Abstract

To the Editor,
We read with interest the article by Toop et al 1 titled “Subsidence Rates Associated with Porous 3D-Printed vs Solid Titanium Cages in Transforaminal Lumbar Interbody Fusion.”
The meticulous comparison of subsidence rates and clinical outcomes between 3D-printed porous titanium (3DPT) cages and solid titanium (ST) cages in transforaminal lumbar interbody fusion (TLIF) underscores the critical role of implant materials in surgical outcomes.
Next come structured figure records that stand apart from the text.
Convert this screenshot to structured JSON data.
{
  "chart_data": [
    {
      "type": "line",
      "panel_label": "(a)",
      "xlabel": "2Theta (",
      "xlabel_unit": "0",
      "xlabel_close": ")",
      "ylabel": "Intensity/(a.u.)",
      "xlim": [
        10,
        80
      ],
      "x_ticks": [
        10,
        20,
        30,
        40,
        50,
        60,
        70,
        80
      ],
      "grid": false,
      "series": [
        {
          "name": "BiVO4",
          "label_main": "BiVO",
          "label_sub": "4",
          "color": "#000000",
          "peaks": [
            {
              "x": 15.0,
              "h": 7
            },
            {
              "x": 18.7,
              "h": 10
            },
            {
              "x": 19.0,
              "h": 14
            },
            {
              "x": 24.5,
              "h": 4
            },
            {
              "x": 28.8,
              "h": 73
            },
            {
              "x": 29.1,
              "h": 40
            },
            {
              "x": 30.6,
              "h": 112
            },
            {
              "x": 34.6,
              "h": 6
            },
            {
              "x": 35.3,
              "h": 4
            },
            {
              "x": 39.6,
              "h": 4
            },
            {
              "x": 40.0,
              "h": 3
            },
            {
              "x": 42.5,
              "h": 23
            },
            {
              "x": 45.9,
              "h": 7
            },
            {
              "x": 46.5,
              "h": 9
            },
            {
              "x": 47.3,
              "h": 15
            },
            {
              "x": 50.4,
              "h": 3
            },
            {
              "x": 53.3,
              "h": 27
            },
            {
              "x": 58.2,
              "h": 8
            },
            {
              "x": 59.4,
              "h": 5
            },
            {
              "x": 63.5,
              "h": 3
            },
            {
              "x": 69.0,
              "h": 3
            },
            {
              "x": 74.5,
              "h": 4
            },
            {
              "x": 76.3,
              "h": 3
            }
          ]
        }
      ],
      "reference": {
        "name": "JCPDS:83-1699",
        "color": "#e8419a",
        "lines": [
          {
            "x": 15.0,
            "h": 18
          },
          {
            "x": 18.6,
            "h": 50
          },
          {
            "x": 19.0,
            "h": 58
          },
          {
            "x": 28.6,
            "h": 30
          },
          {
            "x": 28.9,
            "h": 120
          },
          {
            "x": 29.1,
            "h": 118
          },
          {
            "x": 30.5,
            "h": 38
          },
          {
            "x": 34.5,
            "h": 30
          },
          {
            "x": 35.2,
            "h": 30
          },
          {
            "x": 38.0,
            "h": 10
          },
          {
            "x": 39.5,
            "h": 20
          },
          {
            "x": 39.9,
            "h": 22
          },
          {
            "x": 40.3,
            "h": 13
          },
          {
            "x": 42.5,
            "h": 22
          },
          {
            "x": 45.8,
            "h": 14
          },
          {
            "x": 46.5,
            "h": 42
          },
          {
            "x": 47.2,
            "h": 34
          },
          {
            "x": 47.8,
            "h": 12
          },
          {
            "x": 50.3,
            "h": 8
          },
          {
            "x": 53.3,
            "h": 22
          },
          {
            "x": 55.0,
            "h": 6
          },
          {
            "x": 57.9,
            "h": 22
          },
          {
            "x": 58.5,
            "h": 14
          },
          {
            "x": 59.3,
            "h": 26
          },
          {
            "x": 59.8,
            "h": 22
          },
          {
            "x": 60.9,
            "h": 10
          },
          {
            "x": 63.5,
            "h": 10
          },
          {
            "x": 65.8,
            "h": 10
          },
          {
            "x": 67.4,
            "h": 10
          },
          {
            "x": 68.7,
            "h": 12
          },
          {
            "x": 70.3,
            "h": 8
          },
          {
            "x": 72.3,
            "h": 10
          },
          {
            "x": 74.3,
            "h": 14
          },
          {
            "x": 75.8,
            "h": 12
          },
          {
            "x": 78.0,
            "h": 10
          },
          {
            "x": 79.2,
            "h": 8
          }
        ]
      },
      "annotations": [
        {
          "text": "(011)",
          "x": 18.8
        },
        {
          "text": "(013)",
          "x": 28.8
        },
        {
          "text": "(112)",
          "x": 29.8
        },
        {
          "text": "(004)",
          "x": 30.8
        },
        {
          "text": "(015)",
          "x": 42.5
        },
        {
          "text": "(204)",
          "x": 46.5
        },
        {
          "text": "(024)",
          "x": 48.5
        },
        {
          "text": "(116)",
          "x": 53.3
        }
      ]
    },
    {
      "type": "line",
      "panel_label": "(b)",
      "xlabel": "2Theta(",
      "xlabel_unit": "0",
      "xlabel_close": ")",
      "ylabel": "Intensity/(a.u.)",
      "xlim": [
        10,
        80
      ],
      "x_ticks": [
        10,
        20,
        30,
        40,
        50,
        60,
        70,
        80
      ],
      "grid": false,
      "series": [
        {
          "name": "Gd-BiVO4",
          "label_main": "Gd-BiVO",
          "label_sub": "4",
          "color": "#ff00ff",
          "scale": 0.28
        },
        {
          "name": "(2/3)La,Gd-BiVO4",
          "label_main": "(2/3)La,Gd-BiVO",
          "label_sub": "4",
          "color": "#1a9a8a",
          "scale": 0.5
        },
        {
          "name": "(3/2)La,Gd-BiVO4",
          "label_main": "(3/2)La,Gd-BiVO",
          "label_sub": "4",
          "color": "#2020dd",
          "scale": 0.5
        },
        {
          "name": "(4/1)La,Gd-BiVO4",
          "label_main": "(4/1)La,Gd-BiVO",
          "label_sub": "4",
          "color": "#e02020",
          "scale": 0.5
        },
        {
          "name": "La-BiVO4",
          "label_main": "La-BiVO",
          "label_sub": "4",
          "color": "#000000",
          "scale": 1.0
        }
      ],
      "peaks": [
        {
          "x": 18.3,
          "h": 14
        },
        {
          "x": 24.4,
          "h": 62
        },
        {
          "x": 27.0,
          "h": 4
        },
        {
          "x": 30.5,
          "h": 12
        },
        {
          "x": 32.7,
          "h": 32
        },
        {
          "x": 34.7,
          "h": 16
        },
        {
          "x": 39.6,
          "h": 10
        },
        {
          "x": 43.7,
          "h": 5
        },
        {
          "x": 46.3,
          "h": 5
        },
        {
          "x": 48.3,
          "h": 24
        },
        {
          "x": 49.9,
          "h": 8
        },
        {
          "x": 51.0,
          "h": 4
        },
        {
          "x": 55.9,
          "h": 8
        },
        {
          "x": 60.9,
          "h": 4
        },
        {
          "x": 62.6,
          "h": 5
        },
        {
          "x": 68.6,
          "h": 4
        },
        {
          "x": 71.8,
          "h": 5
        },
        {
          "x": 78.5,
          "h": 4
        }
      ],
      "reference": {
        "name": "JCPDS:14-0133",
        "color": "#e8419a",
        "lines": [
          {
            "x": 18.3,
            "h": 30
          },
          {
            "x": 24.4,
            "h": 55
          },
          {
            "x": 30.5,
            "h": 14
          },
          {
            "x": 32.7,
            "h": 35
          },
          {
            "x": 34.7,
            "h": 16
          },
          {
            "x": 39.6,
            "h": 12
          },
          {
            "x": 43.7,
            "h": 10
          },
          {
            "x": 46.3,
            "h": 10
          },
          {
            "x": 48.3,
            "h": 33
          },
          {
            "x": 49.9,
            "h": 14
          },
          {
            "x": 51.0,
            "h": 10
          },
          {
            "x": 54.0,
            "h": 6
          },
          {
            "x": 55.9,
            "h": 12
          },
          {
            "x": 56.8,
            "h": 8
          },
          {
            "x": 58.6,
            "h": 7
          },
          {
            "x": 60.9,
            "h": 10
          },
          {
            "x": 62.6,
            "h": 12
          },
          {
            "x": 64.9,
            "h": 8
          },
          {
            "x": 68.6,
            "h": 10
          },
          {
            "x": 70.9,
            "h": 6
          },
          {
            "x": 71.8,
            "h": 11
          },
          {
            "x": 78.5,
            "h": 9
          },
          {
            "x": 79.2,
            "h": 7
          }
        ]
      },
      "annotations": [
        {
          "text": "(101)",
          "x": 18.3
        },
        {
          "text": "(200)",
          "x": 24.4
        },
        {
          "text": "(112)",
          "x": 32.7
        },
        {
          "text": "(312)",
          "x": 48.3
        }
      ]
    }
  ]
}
However, there are few important points that need attention and further discussion: 1. While the reduced subsidence rates with 3DPT cages are impressive, the clinical significance remains unclear. The similar patient-reported outcomes and revision rates between the groups suggest that minor subsidence may not significantly impact functional recovery or patient satisfaction. Future studies should explore whether these findings persist over longer follow-up periods and in larger cohorts.
2
2. The study does not address the cost implications of using 3DPT cages. Although the authors note no cost difference between the two cage types in their setting, broader adoption of 3DPT technology could potentially increase healthcare costs. A detailed cost-benefit analysis incorporating surgical outcomes, revision rates, and long-term durability would provide a more comprehensive perspective for low and middle income countries. 3. As a retrospective analysis, the study is inherently subject to selection bias and confounding factors. Confounder like alcohol use and smoking which promote non-union are not evenly distributed between both cohorts. Significant use of BMP and allograft in solid titanium cage group and not in 3DPT cage group affects the result of final outcome of study regarding union. While the authors attempt to mitigate these issues through rigorous statistical methods, a prospective randomized controlled trial would provide higher-quality evidence.3,4
We express our gratitude to the authors for publishing this important work.